The whole serum results reported an accuracy of ~50%, which would not be deemed acceptable in the clinic. Blood serum comprises thousands of different proteins, ranging from the more abundant HMW serum albumin (50 g/L) to the LMW proteins like troponin (1 ng/L) [
69]. Due to the wealth of various biomolecules that exist in a normal serum sample, it was expected to be a significant challenge to identify the subtle alterations in blood composition that may have been associated with the
IDH1 mutation. The filtration step did improve the classification performance, increasing the accuracy up to almost 70%. Although, it has been suggested elsewhere that the large absorbance band observed in the filtered serum spectrum (
Figure 9, ~1030 cm
−1) is due to glycerine interference, introduced into the sample from the centrifugal filters [
70]. This could potentially be obscuring crucial information that may help improve the test performance. Future research could implement a washing step prior to centrifugation. There are also many filter sizes to choose from, hence filtration with a different cut-off point may also further improve classification performance.
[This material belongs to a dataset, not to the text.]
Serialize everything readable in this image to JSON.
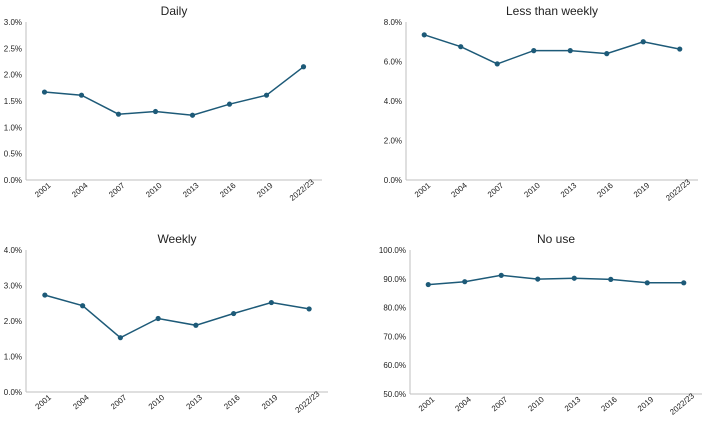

Many cytokines and chemokines exist at molecular weights greater than 3kDa, which may be indicative of disease.
As already stated, both the tissue and serum analysis could benefit through the addition of more patients, preferably from prospective trials, which would likely reduce the standard error within the classification models. It is vital that more efficient methods are developed for this application before clinical translation can be realised.